Now that there's a tentative deal to end the lockout and start training camp, likely on Saturday, Vanek said he was relieved. But that doesn't mean he's happy one bit about losing nearly half the season.
"I think this whole lockout was stupid," Vanek said today after skating with several teammates at the Northtown Center of Amherst. "I think it should have been settled before the season started and we should have played 82 games but you can't change the past. You move on. Do I like what happened? No. But again, it is what it was, which was sad. I'm just glad we settled and at least we can play hockey this year."

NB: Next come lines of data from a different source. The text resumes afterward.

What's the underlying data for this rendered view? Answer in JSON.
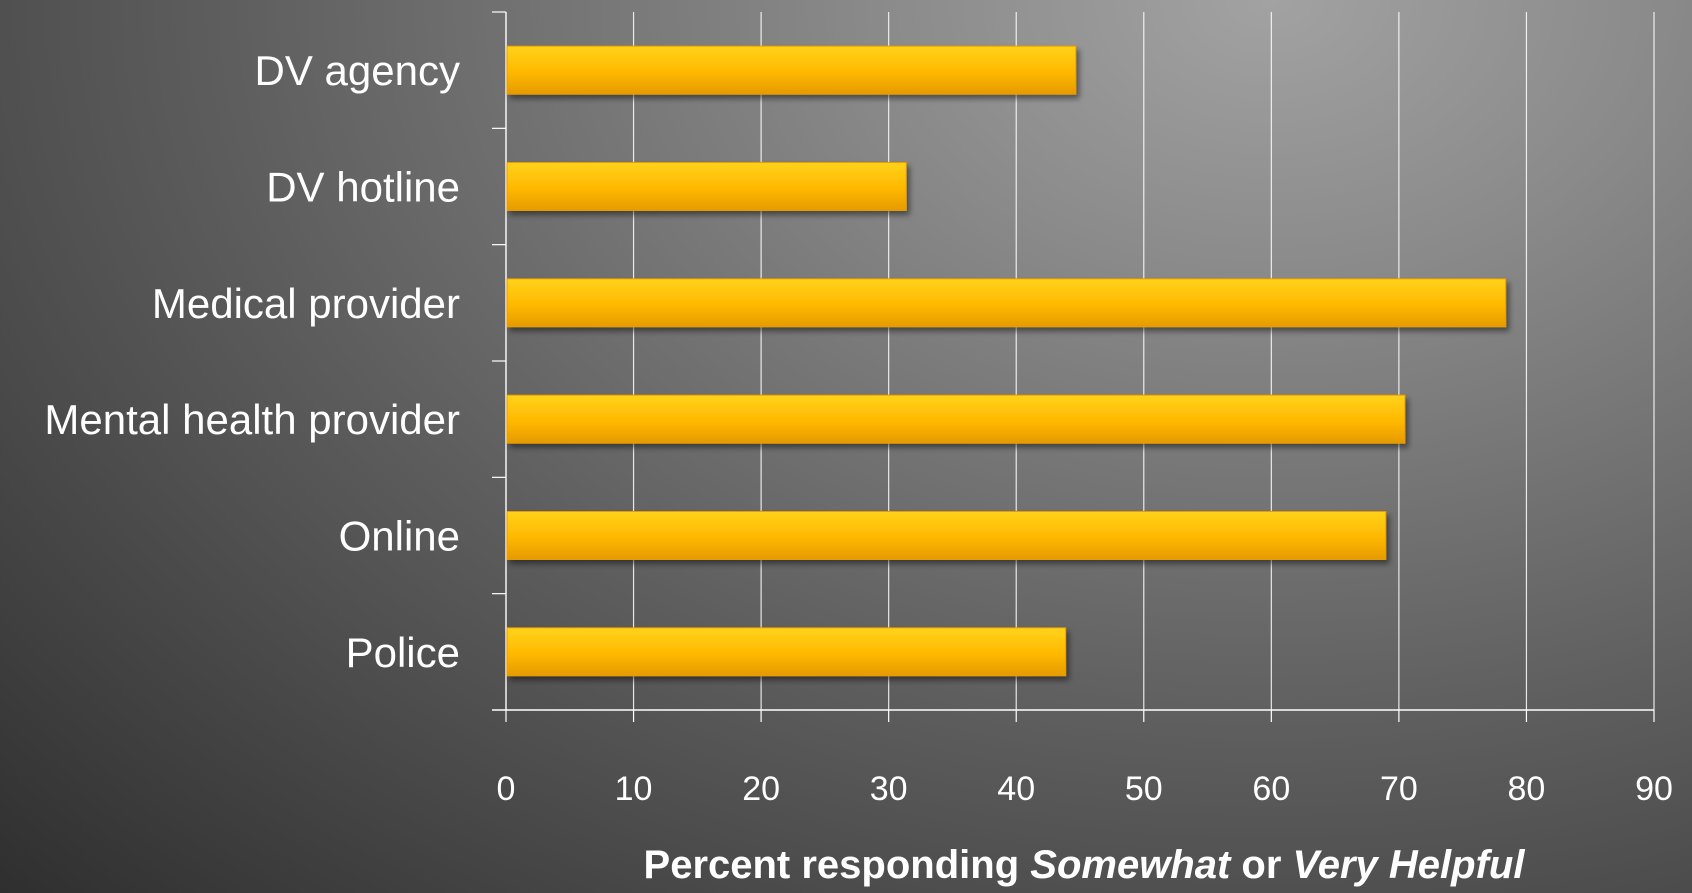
{
  "chart_data": {
    "type": "bar",
    "orientation": "horizontal",
    "categories": [
      "DV agency",
      "DV hotline",
      "Medical provider",
      "Mental health provider",
      "Online",
      "Police"
    ],
    "values": [
      44.6,
      31.3,
      78.3,
      70.4,
      68.9,
      43.8
    ],
    "xlim": [
      0,
      90
    ],
    "xticks": [
      "0",
      "10",
      "20",
      "30",
      "40",
      "50",
      "60",
      "70",
      "80",
      "90"
    ],
    "xlabel": {
      "part1": "Percent responding ",
      "part2": "Somewhat",
      "part3": "  or ",
      "part4": "Very Helpful"
    },
    "grid": true,
    "legend": "none",
    "colors": {
      "bar": "#ffc000",
      "bar_dark": "#e89c00",
      "grid": "#ffffff",
      "text": "#ffffff"
    }
  }
}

The players did make some gains late in negotiations, like added pension benefits and a higher year two salary cap. But they pale in comparisons to lots of lost paychecks, especially to a player like Vanek who was scheduled to make $6.4 million this year in the sixth season of the seven-year, $50 million pact. He signed it in 2007 after the Edmonton Oilers handed him an offer sheet and the Sabres were forced to match it in the wake of the loss of Daniel Briere and Chris Drury.
"It wasn't worth it," Vanek said. "I think we could have settled the same deal months ago. But was it necessary? Yeah. Because they weren't willing to negotiate. So that's the sad part about it. ... I thought we were willing to negotiate and negotiate fair. You look way back at the first offer, 43 percent**, and it's like where do we start? That's where it all started going south so early, which was not good."
(**The NHL initially offered the players just 43 percent of hockey-related revenues while the players had been earning 57. The sides settled on 50-50.)
Vanek said he hoped fans understood the situation and admitted it will be a long road to regain their trust -- as well as rebuild the relationship between the players and the league.
"At the end of the day, the players love the game and you hope there's enough owners that love it and I'm sure they do," he said. "And we have 8-10 years to work on it. You start with small steps. It's an industry. They need us, we need them and we've got to find a common ground."